For adding a new node to your puppet master, you can either use the /opt/system-config/launch/launch-node.py script (see system-config: launch/README.rst for full details) or bootstrap puppet manually.

For manual bootstrap, you need to run on the new server connecting (for example, review.opendev.org) to the puppet master:

sudo su -
wget https://opendev.org/opendev/system-config/raw/branch/master/install_puppet.sh
bash -x install_puppet.sh

Running Puppet on Nodes

In OpenStack’s Infrastructure, puppet runs are triggered from a cronjob running on the puppetmaster which in turn runs a single run of puppet apply on each host we know about.

The entry point for this process is /opt/system-config/run_all.sh

There are a few sets of nodes which have their own playbooks so that they are run in sequence before the rest of the nodes are run in parallel.
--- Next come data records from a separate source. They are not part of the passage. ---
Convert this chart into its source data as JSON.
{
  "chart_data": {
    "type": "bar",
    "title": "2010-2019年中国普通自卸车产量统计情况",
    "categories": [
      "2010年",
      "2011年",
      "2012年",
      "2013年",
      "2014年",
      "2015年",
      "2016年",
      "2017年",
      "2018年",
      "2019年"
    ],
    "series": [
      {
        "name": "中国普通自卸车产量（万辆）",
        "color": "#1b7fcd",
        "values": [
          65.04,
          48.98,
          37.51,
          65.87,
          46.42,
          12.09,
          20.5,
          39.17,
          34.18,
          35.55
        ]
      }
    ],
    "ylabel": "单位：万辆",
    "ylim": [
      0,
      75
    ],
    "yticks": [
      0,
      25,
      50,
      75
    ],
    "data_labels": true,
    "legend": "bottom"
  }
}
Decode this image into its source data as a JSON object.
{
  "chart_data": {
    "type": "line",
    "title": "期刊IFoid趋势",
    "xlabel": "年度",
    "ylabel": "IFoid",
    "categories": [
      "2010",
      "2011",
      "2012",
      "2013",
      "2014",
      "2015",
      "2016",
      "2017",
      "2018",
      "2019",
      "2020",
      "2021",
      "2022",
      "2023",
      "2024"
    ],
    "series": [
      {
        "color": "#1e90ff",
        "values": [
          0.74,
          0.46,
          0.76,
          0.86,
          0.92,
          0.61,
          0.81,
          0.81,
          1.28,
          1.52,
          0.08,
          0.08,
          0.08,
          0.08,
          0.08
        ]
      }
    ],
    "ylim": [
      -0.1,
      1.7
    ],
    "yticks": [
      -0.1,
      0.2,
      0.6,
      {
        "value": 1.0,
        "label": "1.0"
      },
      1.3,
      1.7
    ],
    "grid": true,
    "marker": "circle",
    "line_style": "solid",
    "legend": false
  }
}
At the moment, this allows creation of git repos on the git slaves before creation of the master repos on the gerrit server.

If an admin needs to run puppet by hand, it’s a simple matter of either logging in to the server in question and running puppet apply /opt/system-config/manifests/site.pp or, on the puppetmaster, running:

ansible-playbook --limit="$HOST:localhost" /opt/system-config/playbooks/remote_puppet_adhoc.yaml

as root, where $HOST is the host you want to run puppet on. The :localhost is important as some of the plays depend on performing a task on the localhost before continuing to the host in question, and without it in the limit section, the tasks for the host will have undefined values. There is also a script, tools/kick.sh that takes the host as an argument and runs the above command.

Testing new puppet code can be done via puppet apply –noop or by constructing a VM with a puppet install in it and just running puppet apply on the code in question. This should actually make it fairly easy to test how production works in a more self-contained manner.

Disabling Puppet on Nodes

In the case of needing to disable the running of puppet on a node, it’s a simple matter of adding an entry to the ansible inventory “disabled” group. See the Disable/Enable Puppet section for more details.

Important Notes

  1. Make sure the site manifest does not include the puppet cron job, this conflicts with puppet master and can cause issues. The initial puppet run that create users should be done using the puppet apply configuration above.